Professors started to get organized to defend their rights and to organize a fund-raiser to help Mezel. The Fresno Free College Foundation (FFCF) was born.
“The Fresno Free College Foundation was created in the spring of 1968 by a group of professors at the California State University, Fresno, to raise legal funds to defend the academic freedom of their colleague, the poet Robert Mezey, who was fired from his teaching position because of his exercise of his right to free speech. In its formation, the Foundation also adopted broader purposes to include the encouragement and promotion of intellectual and cultural growth in institutions of higher education and in the wider community.” (https://www.fresnofreecollegefoundation.org/history.html)

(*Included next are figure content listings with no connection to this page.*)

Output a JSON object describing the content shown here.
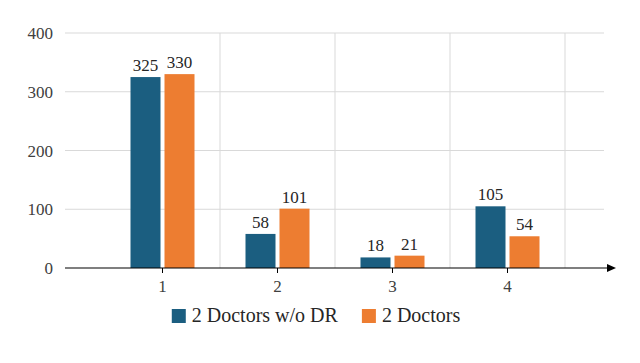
{
  "chart_data": {
    "type": "bar",
    "categories": [
      "1",
      "2",
      "3",
      "4"
    ],
    "series": [
      {
        "name": "2 Doctors w/o DR",
        "color": "#1b5e80",
        "values": [
          325,
          58,
          18,
          105
        ]
      },
      {
        "name": "2 Doctors",
        "color": "#ed7d31",
        "values": [
          330,
          101,
          21,
          54
        ]
      }
    ],
    "ylim": [
      0,
      400
    ],
    "yticks": [
      0,
      100,
      200,
      300,
      400
    ],
    "grid": true,
    "data_labels": true,
    "legend": "bottom"
  }
}
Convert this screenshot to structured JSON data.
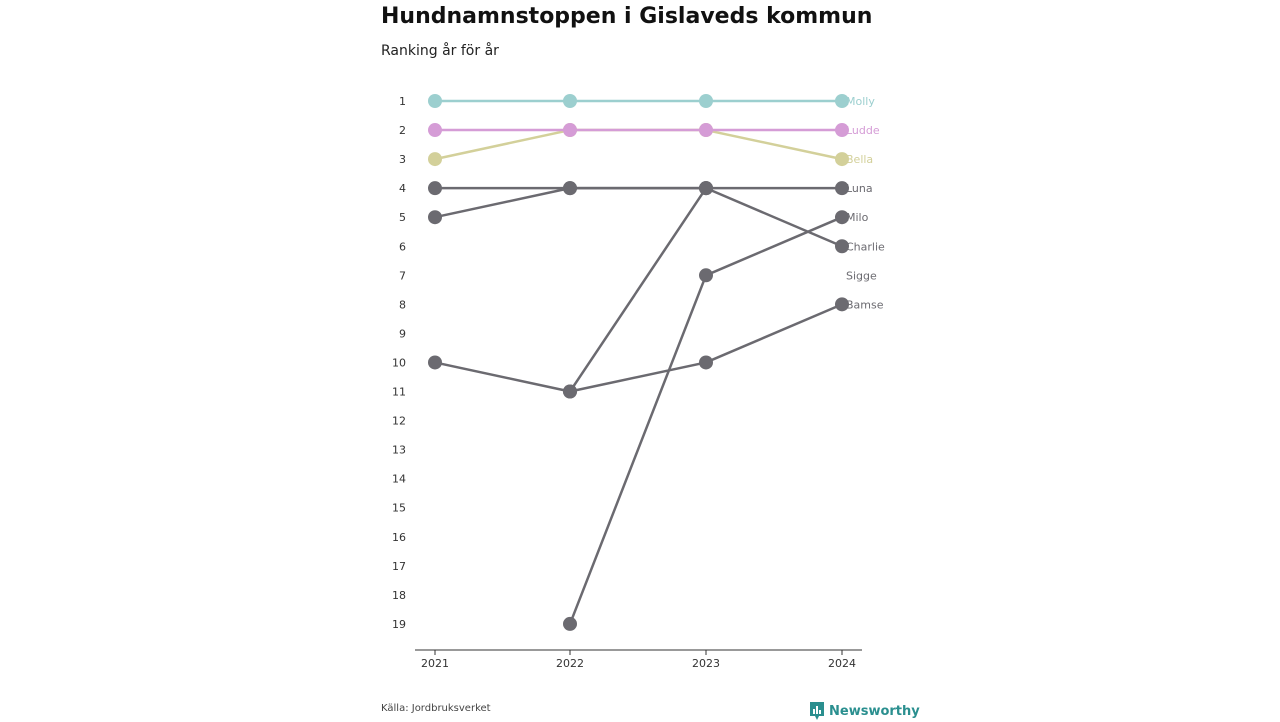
{
  "title": "Hundnamnstoppen i Gislaveds kommun",
  "subtitle": "Ranking år för år",
  "source": "Källa: Jordbruksverket",
  "brand": {
    "name": "Newsworthy",
    "icon": "newsworthy-logo-icon",
    "color": "#2a8f8f"
  },
  "colors": {
    "Molly": "#9ccfcf",
    "Ludde": "#d59cd6",
    "Bella": "#d3d09a",
    "other": "#6b6a70",
    "axis": "#333333"
  },
  "chart_data": {
    "type": "line",
    "x": [
      "2021",
      "2022",
      "2023",
      "2024"
    ],
    "y_ticks": [
      "1",
      "2",
      "3",
      "4",
      "5",
      "6",
      "7",
      "8",
      "9",
      "10",
      "11",
      "12",
      "13",
      "14",
      "15",
      "16",
      "17",
      "18",
      "19"
    ],
    "ylim": [
      1,
      19
    ],
    "y_reversed": true,
    "series": [
      {
        "name": "Molly",
        "values": [
          1,
          1,
          1,
          1
        ],
        "highlight": true
      },
      {
        "name": "Ludde",
        "values": [
          2,
          2,
          2,
          2
        ],
        "highlight": true
      },
      {
        "name": "Bella",
        "values": [
          3,
          2,
          2,
          3
        ],
        "highlight": true
      },
      {
        "name": "Luna",
        "values": [
          4,
          4,
          4,
          4
        ]
      },
      {
        "name": "Milo",
        "values": [
          null,
          19,
          7,
          5
        ]
      },
      {
        "name": "Charlie",
        "values": [
          5,
          4,
          4,
          6
        ]
      },
      {
        "name": "Sigge",
        "values": [
          10,
          11,
          4,
          null
        ]
      },
      {
        "name": "Bamse",
        "values": [
          null,
          11,
          10,
          8
        ]
      }
    ],
    "end_labels": [
      "Molly",
      "Ludde",
      "Bella",
      "Luna",
      "Milo",
      "Charlie",
      "Sigge",
      "Bamse"
    ],
    "end_label_ranks": [
      1,
      2,
      3,
      4,
      5,
      6,
      7,
      8
    ]
  }
}
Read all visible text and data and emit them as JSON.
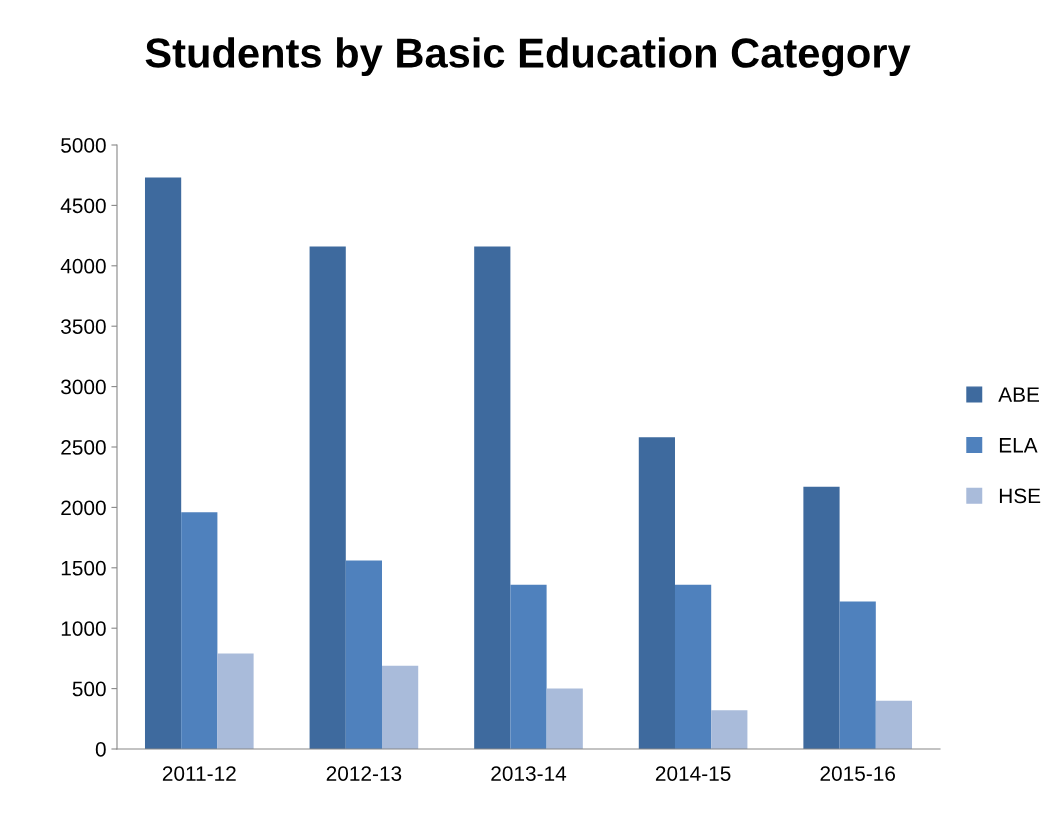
{
  "chart_data": {
    "type": "bar",
    "title": "Students by Basic Education Category",
    "categories": [
      "2011-12",
      "2012-13",
      "2013-14",
      "2014-15",
      "2015-16"
    ],
    "series": [
      {
        "name": "ABE",
        "color": "#3e6a9e",
        "values": [
          4730,
          4160,
          4160,
          2580,
          2170
        ]
      },
      {
        "name": "ELA",
        "color": "#4f81bd",
        "values": [
          1960,
          1560,
          1360,
          1360,
          1220
        ]
      },
      {
        "name": "HSE",
        "color": "#a9bbda",
        "values": [
          790,
          690,
          500,
          320,
          400
        ]
      }
    ],
    "ylim": [
      0,
      5000
    ],
    "yticks": [
      0,
      500,
      1000,
      1500,
      2000,
      2500,
      3000,
      3500,
      4000,
      4500,
      5000
    ],
    "grid": false,
    "legend": "right"
  }
}
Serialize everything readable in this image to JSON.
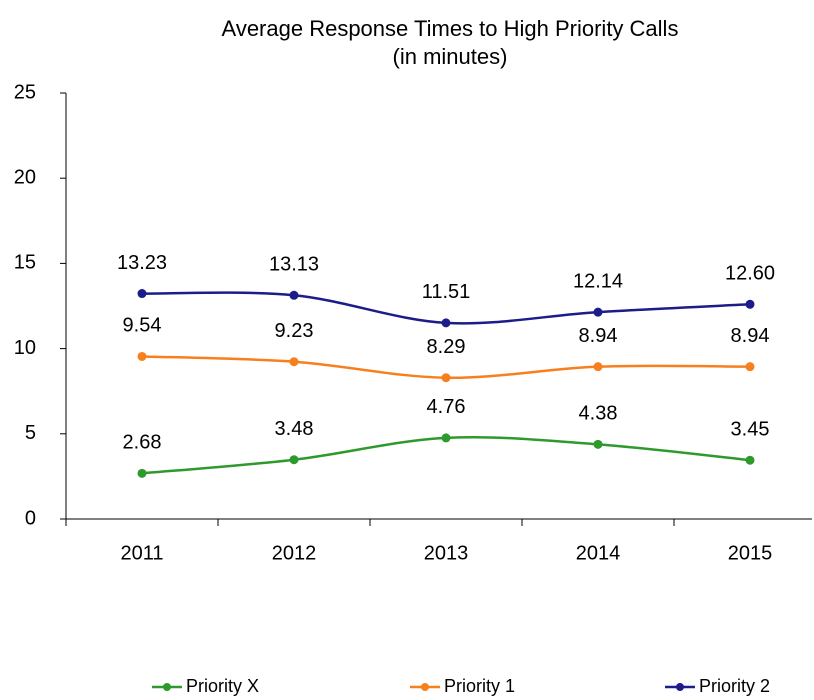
{
  "chart_data": {
    "type": "line",
    "title": "Average Response Times to High Priority Calls",
    "subtitle": "(in minutes)",
    "categories": [
      "2011",
      "2012",
      "2013",
      "2014",
      "2015"
    ],
    "series": [
      {
        "name": "Priority X",
        "color": "#2e9a2e",
        "values": [
          2.68,
          3.48,
          4.76,
          4.38,
          3.45
        ],
        "value_labels": [
          "2.68",
          "3.48",
          "4.76",
          "4.38",
          "3.45"
        ]
      },
      {
        "name": "Priority 1",
        "color": "#f7801e",
        "values": [
          9.54,
          9.23,
          8.29,
          8.94,
          8.94
        ],
        "value_labels": [
          "9.54",
          "9.23",
          "8.29",
          "8.94",
          "8.94"
        ]
      },
      {
        "name": "Priority 2",
        "color": "#1c1c8a",
        "values": [
          13.23,
          13.13,
          11.51,
          12.14,
          12.6
        ],
        "value_labels": [
          "13.23",
          "13.13",
          "11.51",
          "12.14",
          "12.60"
        ]
      }
    ],
    "ylim": [
      0,
      25
    ],
    "yticks": [
      0,
      5,
      10,
      15,
      20,
      25
    ],
    "grid": false,
    "legend": "bottom",
    "smooth": true
  }
}
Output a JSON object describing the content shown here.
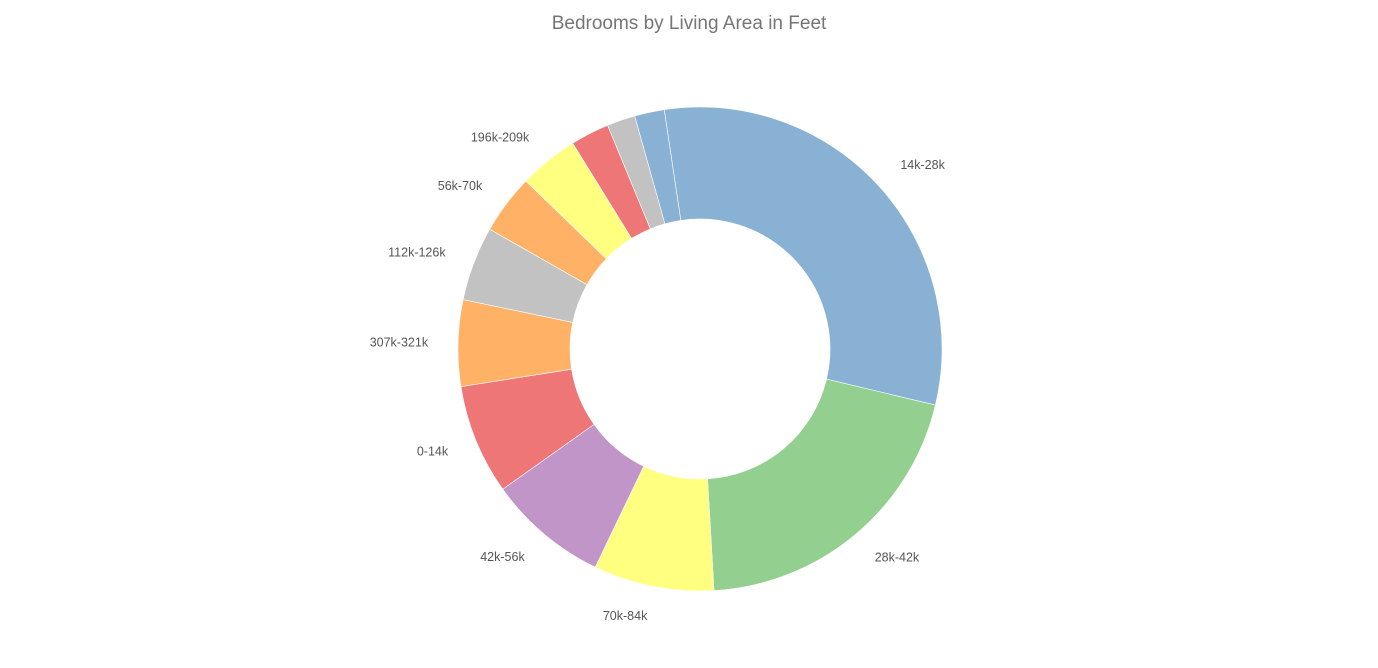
{
  "chart_data": {
    "type": "pie",
    "variant": "donut",
    "title": "Bedrooms by Living Area in Feet",
    "slices": [
      {
        "label": "14k-28k",
        "value": 31.3,
        "color": "#88b1d4",
        "show_label": true
      },
      {
        "label": "28k-42k",
        "value": 20.5,
        "color": "#93cf8f",
        "show_label": true
      },
      {
        "label": "70k-84k",
        "value": 8.1,
        "color": "#ffff80",
        "show_label": true
      },
      {
        "label": "42k-56k",
        "value": 8.1,
        "color": "#c295c8",
        "show_label": true
      },
      {
        "label": "0-14k",
        "value": 7.4,
        "color": "#ef7676",
        "show_label": true
      },
      {
        "label": "307k-321k",
        "value": 5.8,
        "color": "#ffb266",
        "show_label": true
      },
      {
        "label": "112k-126k",
        "value": 5.0,
        "color": "#c2c2c2",
        "show_label": true
      },
      {
        "label": "56k-70k",
        "value": 4.0,
        "color": "#ffb266",
        "show_label": true
      },
      {
        "label": "196k-209k",
        "value": 4.0,
        "color": "#ffff80",
        "show_label": true
      },
      {
        "label": "",
        "value": 2.6,
        "color": "#ef7676",
        "show_label": false
      },
      {
        "label": "",
        "value": 1.9,
        "color": "#c2c2c2",
        "show_label": false
      },
      {
        "label": "",
        "value": 2.0,
        "color": "#88b1d4",
        "show_label": false
      }
    ]
  }
}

The FFCF got involved in other activities and later established the KFCF 88.1 FM radio station in Fresno (www.kfcf.org).
Mezey continued his itinerant life, finding teaching jobs in many colleges and publishing his rebellious poetry. In 1976, Pomona College offered him a position as professor. He stayed there until his retirement in 2000.
A good Spanish-speaking person, Mezel and his colleague Dick Barnes embarked on a long journey of translating Argentinian writer Jorge Luis Borges. After years of dedicated work, they couldn’t get the English-language rights. It is believed that this translation and others still circulate among friends.
If true, Mezel couldn’t feel happier.